Maïlys Mangin : Dans le cadre de ma thèse, conduite sous la direction d’Yves Buchet de Neuilly, je me suis donc intéressée aux interactions entre technique et politique, en étudiant comment l’AIEA (Agence Internationale de l’Energie Atomique), née pendant la guerre froide pour promouvoir l’usage pacifique de l’atome (et les opportunités économiques associées), s’était progressivement convertie à la lutte contre la prolifération nucléaire – mission secondaire à l’origine, devenue structurante pour l’Agence. L’AIEA s’est ainsi retrouvée au centre de la crise nucléaire iranienne et a constitué, pour les acteurs de cette crise, un instrument disputé. Envisager la crise iranienne depuis Washington, Vienne et New York, permet notamment de mieux comprendre les dynamiques de cette crise et les raisons d’un blocage qui ne tenait pas uniquement à ce qui se passait à Téhéran.

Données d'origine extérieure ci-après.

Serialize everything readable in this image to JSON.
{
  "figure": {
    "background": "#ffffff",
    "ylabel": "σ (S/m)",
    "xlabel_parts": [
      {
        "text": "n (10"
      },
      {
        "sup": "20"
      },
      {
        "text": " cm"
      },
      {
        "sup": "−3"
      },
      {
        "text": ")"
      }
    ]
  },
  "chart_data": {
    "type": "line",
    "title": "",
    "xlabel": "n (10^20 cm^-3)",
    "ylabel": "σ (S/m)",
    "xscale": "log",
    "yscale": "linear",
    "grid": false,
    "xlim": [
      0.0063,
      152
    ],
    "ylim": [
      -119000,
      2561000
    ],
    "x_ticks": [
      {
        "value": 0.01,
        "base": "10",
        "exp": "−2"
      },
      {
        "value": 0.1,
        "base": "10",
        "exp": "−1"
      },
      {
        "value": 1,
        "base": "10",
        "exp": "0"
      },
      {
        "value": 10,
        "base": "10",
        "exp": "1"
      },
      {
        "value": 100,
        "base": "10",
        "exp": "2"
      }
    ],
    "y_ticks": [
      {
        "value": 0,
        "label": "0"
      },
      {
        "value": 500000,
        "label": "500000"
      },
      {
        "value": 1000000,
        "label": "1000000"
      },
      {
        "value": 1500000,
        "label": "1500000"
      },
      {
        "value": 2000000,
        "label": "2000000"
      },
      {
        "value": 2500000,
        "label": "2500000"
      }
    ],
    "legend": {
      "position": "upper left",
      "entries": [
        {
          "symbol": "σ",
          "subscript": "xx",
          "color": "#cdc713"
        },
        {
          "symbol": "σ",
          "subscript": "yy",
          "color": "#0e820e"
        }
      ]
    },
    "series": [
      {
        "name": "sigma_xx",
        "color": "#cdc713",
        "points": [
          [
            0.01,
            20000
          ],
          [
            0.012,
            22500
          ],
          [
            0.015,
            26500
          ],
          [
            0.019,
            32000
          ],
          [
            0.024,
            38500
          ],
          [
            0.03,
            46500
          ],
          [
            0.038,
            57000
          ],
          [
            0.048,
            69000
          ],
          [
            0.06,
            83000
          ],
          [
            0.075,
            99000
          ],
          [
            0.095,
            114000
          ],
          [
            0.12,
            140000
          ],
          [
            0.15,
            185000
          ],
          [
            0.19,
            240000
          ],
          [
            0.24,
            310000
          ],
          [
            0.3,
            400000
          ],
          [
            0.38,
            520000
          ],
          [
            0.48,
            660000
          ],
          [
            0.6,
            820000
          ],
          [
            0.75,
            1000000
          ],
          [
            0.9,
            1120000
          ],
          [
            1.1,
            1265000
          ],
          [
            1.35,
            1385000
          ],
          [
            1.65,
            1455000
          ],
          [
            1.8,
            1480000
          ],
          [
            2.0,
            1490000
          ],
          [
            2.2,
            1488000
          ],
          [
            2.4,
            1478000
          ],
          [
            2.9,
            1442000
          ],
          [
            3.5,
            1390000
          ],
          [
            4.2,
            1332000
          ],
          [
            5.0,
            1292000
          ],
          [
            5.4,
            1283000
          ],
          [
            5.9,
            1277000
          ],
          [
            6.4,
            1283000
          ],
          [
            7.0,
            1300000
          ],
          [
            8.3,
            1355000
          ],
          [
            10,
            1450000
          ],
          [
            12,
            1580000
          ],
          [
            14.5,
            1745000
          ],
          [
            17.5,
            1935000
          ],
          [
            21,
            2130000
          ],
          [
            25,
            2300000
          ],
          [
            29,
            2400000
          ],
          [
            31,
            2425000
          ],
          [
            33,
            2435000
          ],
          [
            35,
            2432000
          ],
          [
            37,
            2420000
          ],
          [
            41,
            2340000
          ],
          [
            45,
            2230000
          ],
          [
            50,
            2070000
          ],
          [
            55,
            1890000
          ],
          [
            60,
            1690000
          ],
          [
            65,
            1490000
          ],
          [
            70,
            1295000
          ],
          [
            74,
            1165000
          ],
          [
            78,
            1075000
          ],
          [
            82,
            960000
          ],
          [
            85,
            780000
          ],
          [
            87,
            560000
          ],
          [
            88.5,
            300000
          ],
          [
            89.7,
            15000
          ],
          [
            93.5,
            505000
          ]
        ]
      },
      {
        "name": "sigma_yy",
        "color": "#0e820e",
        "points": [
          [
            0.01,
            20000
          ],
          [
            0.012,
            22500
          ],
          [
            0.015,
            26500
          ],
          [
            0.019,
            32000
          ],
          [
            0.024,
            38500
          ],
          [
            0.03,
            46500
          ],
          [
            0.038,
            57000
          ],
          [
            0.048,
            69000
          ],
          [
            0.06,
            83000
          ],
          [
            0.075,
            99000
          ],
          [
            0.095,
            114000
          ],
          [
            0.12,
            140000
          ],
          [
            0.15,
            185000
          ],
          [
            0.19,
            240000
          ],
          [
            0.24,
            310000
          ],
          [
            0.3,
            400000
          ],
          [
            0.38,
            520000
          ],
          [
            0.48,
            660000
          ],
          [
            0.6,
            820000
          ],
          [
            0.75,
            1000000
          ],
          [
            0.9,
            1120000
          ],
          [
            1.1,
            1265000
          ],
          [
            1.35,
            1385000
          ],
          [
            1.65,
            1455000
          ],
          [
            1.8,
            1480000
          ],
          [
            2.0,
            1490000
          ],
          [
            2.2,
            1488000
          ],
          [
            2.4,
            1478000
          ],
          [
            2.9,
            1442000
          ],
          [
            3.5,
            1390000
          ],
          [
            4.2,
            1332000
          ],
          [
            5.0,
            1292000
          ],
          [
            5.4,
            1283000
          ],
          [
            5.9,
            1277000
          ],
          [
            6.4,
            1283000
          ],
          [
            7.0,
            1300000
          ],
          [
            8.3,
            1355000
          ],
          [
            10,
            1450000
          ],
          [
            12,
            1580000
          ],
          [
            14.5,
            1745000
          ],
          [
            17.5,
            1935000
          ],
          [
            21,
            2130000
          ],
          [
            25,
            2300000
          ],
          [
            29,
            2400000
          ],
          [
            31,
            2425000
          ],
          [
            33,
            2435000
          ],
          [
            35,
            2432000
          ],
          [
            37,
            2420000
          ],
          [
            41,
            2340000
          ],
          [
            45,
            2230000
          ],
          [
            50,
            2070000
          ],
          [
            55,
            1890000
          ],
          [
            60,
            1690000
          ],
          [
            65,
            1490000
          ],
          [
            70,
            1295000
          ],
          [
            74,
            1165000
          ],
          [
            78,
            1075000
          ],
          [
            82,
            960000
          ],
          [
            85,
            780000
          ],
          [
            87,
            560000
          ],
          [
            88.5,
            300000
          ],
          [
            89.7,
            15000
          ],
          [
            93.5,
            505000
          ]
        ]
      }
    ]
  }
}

Depuis 2023, vous avez rejoint l’ENS comme chercheuse au CIENS. Quel regard portez-vous sur l’École ? Pouvez-vous nous présenter le CIENS ?
Maïlys Mangin : L’ENS n’a rien à envier aux grandes universités américaines. C’est un environnement exceptionnel pour l’enseignement et la recherche. Exigence scientifique et transmission des savoirs : le CIENS a justement le projet de porter cette double ambition dans le domaine des enjeux stratégiques. Ces enjeux intéressent de longue date des normaliens éminents – de Raymond Aron et Pierre Hassner aux nombreux anciens élèves qui ont rejoint le Quai d’Orsay –, mais il manquait une plateforme interdisciplinaire faisant le pari d’une recherche scientifique autour d’objets délaissés par les sciences sociales – les questions stratégiques de haute intensité. Or, nous avons plus jamais besoin d’une recherche scientifique forte et rigoureuse sur ces sujets. Le CIENS constitue à cet égard un espace intellectuel unique, en raison de la grande qualité du débat scientifique et interdisciplinaire qu’il rend possible, mais aussi du dialogue approfondi qu’il permet avec des praticiens de ces enjeux.
Quels sont vos projets en cours ?
Maïlys Mangin : Je viens d’animer la première saison d’un séminaire consacré à l’impact de l’IA sur l’espace informationnel et la compétition politique - sujet qui a des implications stratégiques fortes. Je réfléchis en ce moment à la prochaine édition. Je travaille également à l’édition de ma thèse, qui va être publiée aux Presses du Septentrion. J’ai par ailleurs engagé un chantier de recherche sur la manière dont la guerre en Ukraine contribue à modifier la place des questions militaires, notamment nucléaires, dans le débat public occidental. J’ai d’autres projets, mais j’ai surtout celui de contribuer, avec le reste de l’équipe, aux nombreux développements du CIENS. Nous voulons contribuer au débat au moment où les préoccupations stratégiques se multiplient.